A nuclear war would mean that these sort of levels would be minor. The only real effects of nuclear war can be found in the populations of Nagasaki and Hiroshima, where things like fallout killed many and still cause day to day problems and early deaths.
So that is military and commercial nuclear. But certain areas have added hazards in the form of higher than average background radioactive minerals locally. In most cases the population has lived with this for many years and are marginally ‘hardened’ to the effects. The change came when people started insulating houses and making them more air tight. In areas of high igneous content such as granite radon gas seeps into the areas that are so sealed and accumulate, quite often as much, or sometimes much more, than would be permitted exposures in the nuclear industry for somebody who dealt with radioactive sources day to day and were paid to accept the extra risks. This can lead to sterility, abnormal births and defects, an increase in cancers, especially thyroid.
The areas covered by Chernobyl and Fukushina could be considred around the same size, but because Fukushima’s area was mainly over the north pacific rather than land nobody really realises it. On land radioactive particles sit on top until rainfall causes them to go into the soil, staying for a while in the top foot, but it can still be detected and active, the average depth of the north pacific, water a couple of miles deep. That’s a lot of dispersion capability. That’s why some areas around Chenobyl are still dangerous. Since 1994 there has been a ban on disposing of nuclear waste at sea, the last large one being high level waste including spent fuel by Russia in 1993, but the 1st such dumping of the past in 1946 was in the North Pacific.
I wouldn’t be surprised if there wasn’t about 30 billion cubic feet of nuclear waste in the seas combined with the radioactivity already at the bottom of them, all warming it up. The seas are big though, radiation being a long term cumulative effect that doesn’t ‘just disappear,’ the half life of cesium-137 being about 30 years to reduce to about 50% of it’s effect, then 30 years to 25% effect.

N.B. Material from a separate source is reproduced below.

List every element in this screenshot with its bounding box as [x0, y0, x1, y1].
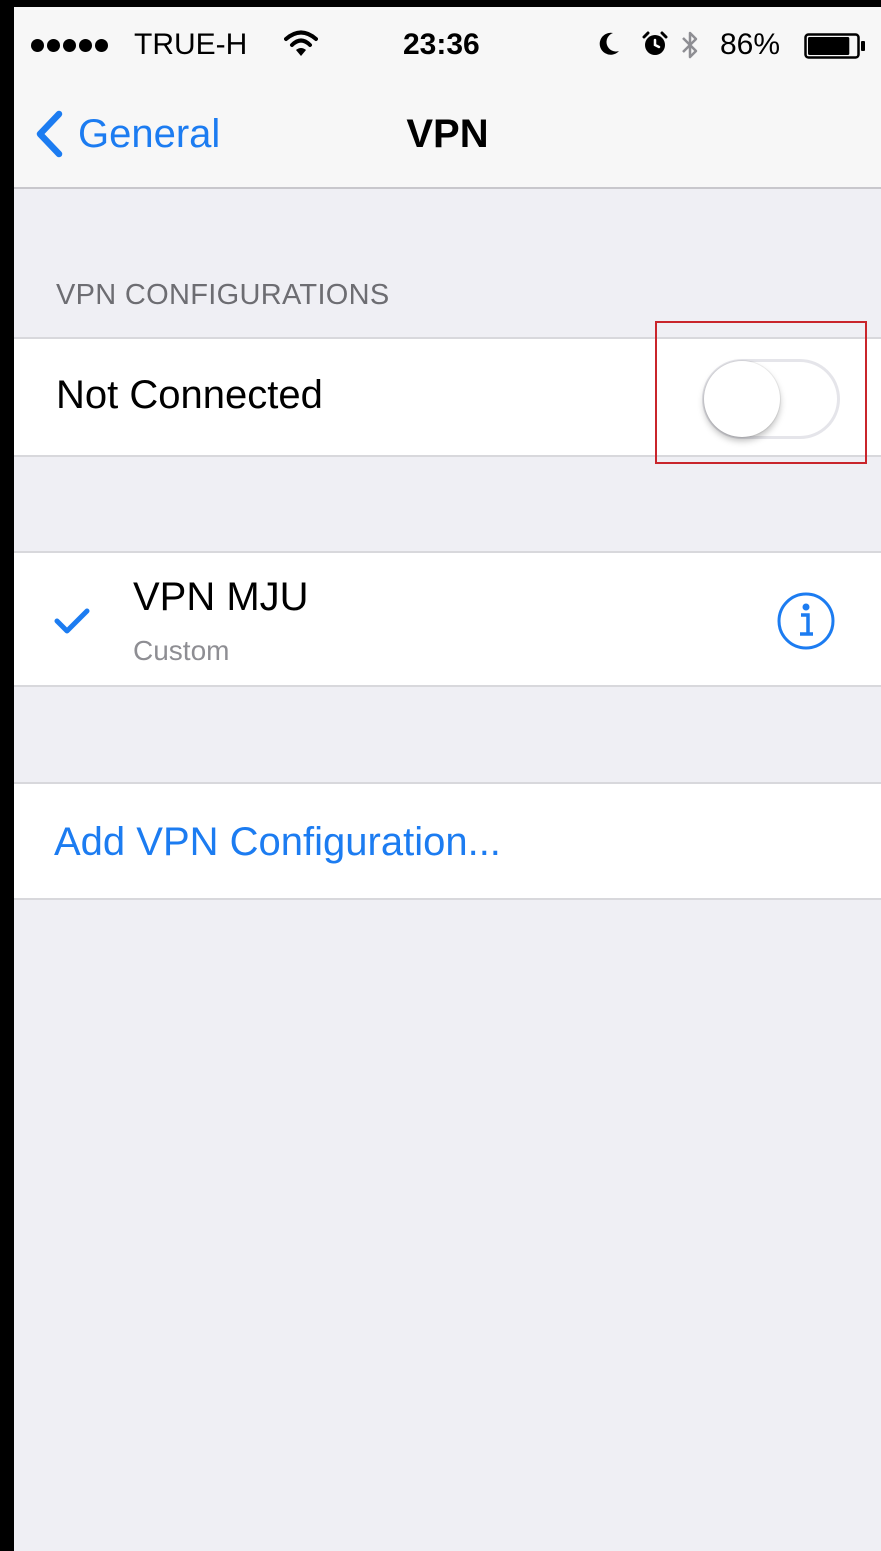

Uranium products have a half life of about 4.5 million years, Plutonium mainly between 87 years and 80 million years. Dumping has been curtailed since 1993, but went on for 48 years. What the current systems are in various countries is unclear as to leaching effects.
Radioactive isotopes are very useful. In carbon-14 dating, it has a half life of 5730 years, so if something is alive and absorbing carbon-14 then there should be statistically 50% around left after that time, so approximate proportions can be calculated according to models, but various organisms retain carbon-14 at varying rates, some a lot, some hardly at all, and a lot depends on the environment, climate and events it finds itself in, so it can vary tremendously over even one year, some events in a year possibly causing 10 or more years levels, or a dearth of it reducing a years to a months depending on world locations, but statistically it should follow a general pattern.